# Hooray its arrived at last!!!!



## 106986 (Sep 12, 2007)

Our Burstner 747 has finally arrived in the country!!! 

Going to look at it this weekend, can't remember what it looks like!!! Then hopefully picking it up 19th October. Very excited now!!!

Kirsty


----------



## geraldandannie (Jun 4, 2006)

That's good news, Kirsty!

12 days and counting for you ...

Gerald


----------



## JockandRita (Jun 1, 2005)

geraldandannie said:


> That's good news, Kirsty!
> 
> 12 days and counting for you ...
> 
> Gerald


And it's one day and finished counting for you two. :lol:

*Hi Kirsty,*

Let's hope that you have years of enjoyment from you new "mobile bungalow".

Jock.


----------



## geraldandannie (Jun 4, 2006)

JockandRita said:


> And it's one day and finished counting for you two. :lol:


Yep 

Just had an email from the dealer to say everything's on target for handover tomorrow. Good communication!
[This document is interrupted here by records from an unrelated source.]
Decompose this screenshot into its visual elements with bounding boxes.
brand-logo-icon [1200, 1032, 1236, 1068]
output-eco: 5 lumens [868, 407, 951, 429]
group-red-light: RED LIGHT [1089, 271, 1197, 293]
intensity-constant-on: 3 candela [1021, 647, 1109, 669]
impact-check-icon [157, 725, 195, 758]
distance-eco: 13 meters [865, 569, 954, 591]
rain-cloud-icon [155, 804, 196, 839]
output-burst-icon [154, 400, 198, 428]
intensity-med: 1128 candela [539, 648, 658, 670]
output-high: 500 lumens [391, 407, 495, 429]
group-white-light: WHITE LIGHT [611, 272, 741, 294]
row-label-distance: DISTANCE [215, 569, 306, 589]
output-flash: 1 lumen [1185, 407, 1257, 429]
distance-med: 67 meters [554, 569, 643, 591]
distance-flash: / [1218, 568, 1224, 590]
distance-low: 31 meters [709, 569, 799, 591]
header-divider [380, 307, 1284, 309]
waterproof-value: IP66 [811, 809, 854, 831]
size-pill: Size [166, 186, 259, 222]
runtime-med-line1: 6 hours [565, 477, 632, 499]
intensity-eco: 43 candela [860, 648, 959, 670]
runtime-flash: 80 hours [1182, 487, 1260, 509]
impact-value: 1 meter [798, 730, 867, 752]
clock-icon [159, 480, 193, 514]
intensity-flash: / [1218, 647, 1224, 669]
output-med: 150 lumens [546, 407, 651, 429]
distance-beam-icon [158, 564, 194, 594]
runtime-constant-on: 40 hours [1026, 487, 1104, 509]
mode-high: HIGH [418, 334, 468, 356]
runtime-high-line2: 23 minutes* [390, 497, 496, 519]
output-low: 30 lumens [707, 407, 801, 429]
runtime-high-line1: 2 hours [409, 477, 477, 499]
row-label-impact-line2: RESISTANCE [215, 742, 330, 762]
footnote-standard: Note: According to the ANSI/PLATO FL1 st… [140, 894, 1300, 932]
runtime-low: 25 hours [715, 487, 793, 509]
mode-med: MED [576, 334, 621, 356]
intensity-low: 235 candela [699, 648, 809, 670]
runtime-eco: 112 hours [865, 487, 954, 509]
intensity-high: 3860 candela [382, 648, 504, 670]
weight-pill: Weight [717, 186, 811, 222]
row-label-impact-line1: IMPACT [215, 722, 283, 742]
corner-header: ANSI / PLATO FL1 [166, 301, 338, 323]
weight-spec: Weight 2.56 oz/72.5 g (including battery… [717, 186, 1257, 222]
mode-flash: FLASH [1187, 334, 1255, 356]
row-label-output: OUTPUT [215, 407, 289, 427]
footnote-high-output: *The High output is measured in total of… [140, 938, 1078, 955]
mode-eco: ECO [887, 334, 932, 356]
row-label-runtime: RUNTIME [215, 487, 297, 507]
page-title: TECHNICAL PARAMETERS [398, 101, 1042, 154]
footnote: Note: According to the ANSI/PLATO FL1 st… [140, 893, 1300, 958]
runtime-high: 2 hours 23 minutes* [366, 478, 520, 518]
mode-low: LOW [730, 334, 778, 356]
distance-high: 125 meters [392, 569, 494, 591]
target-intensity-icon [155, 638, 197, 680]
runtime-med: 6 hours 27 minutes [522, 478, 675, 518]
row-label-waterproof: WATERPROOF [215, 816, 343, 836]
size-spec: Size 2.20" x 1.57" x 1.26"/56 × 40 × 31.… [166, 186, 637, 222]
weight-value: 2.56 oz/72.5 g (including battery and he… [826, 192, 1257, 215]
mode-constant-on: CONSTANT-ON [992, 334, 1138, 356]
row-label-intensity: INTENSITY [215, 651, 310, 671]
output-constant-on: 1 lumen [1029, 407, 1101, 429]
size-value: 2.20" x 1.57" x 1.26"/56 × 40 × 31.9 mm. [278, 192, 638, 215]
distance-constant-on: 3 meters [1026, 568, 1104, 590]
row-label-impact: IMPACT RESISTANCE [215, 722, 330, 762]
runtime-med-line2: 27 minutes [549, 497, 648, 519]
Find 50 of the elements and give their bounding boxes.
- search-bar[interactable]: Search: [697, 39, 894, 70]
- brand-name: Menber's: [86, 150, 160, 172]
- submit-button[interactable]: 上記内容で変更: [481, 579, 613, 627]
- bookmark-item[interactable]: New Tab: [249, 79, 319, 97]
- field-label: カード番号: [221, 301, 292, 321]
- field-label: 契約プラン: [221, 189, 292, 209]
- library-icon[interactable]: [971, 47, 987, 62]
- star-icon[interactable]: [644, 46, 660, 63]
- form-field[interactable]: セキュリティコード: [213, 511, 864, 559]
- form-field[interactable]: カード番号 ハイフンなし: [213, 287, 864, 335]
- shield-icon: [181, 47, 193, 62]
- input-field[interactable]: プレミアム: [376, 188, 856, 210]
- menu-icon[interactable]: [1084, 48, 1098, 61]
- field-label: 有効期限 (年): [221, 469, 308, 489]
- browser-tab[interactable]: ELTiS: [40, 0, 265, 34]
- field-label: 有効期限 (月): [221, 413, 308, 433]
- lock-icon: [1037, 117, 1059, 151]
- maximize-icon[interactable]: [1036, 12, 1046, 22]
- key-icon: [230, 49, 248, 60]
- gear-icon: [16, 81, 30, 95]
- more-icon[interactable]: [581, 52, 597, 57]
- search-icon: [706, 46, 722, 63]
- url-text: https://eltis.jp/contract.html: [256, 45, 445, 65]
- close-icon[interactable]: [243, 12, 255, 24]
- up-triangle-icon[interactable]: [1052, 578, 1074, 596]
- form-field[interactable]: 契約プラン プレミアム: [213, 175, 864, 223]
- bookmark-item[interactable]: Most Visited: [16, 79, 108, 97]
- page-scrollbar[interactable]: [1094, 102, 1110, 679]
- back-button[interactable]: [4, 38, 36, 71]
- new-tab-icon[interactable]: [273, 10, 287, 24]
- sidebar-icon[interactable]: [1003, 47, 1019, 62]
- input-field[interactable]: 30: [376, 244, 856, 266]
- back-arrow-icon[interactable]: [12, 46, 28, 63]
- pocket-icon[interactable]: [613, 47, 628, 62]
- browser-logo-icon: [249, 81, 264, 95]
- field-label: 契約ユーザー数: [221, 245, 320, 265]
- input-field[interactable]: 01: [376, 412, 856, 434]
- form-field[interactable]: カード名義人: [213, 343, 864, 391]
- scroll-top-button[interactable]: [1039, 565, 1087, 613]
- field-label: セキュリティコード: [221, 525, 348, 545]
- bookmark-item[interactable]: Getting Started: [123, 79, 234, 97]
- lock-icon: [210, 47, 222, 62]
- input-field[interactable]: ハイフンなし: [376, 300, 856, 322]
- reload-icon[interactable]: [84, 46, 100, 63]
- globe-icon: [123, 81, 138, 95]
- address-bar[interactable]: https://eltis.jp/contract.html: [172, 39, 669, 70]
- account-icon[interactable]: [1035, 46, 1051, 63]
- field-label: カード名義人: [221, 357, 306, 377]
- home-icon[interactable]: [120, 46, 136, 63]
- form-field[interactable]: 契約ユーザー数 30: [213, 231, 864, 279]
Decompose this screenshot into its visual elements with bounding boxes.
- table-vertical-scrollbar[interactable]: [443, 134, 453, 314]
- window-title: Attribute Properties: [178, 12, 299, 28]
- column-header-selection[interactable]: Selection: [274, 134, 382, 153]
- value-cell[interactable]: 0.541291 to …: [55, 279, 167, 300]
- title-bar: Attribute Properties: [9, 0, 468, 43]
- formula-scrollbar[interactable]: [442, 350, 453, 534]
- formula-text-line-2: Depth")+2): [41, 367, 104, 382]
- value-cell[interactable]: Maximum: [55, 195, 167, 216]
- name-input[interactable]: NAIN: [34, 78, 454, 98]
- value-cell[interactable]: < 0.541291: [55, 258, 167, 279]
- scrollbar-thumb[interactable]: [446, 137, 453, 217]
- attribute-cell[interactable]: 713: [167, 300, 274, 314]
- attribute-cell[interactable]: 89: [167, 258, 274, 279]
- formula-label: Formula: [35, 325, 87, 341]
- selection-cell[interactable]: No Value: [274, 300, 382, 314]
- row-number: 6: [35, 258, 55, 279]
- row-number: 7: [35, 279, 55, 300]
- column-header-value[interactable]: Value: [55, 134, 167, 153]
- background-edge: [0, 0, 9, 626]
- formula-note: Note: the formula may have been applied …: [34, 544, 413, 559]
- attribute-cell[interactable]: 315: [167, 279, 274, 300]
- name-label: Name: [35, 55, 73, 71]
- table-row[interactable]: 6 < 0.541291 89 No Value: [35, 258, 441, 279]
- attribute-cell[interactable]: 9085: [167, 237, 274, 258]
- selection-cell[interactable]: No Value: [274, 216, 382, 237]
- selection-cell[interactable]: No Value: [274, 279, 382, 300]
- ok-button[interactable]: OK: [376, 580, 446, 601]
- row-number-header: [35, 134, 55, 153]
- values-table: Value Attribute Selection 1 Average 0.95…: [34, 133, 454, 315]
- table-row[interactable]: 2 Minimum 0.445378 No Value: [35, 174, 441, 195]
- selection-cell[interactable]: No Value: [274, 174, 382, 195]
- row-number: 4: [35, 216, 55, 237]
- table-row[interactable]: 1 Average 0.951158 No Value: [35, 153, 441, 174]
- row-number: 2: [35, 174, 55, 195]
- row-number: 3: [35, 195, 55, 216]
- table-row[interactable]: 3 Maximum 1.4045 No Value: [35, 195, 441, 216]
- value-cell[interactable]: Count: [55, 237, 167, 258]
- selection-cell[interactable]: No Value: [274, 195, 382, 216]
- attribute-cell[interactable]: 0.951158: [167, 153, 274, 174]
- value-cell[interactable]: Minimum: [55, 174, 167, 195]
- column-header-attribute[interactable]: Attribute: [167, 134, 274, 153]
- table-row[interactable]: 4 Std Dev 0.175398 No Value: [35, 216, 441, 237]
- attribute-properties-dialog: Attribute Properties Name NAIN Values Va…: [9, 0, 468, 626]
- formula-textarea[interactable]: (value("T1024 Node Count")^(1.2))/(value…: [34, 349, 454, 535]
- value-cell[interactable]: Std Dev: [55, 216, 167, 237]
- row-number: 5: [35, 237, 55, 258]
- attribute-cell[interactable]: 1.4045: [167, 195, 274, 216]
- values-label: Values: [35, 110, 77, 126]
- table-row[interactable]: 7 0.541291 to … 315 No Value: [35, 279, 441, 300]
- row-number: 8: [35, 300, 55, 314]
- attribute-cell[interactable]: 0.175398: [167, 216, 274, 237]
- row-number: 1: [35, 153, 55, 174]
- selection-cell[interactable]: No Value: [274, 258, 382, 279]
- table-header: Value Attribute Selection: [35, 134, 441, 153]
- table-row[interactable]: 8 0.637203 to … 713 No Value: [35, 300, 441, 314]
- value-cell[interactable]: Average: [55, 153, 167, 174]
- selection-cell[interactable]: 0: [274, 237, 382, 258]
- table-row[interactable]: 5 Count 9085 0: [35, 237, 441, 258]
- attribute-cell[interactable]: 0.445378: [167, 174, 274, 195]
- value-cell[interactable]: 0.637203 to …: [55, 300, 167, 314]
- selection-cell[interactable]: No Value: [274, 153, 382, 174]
Can't believe it's less than a day. Like a kid (actually, 2 kids) at Christmas :roll:

Gerald


----------



## 104705 (May 24, 2007)

Good luck to you all. I spent this morning crawling all over a 747, and my order will be going in after Christmas (can't wait). Just got to finalise any dealership extras and decide whether to go for the new auto gearbox. Then it's down to quotes.


----------



## 92859 (May 1, 2005)

*747*

Greetings,

Best of luck with your new 747 Kirsty, a lovely vehicle, we would love one as they are an ideal van but it would not go in our drive an Chris says we cant afford it anyway!

.......................keep us informed.


----------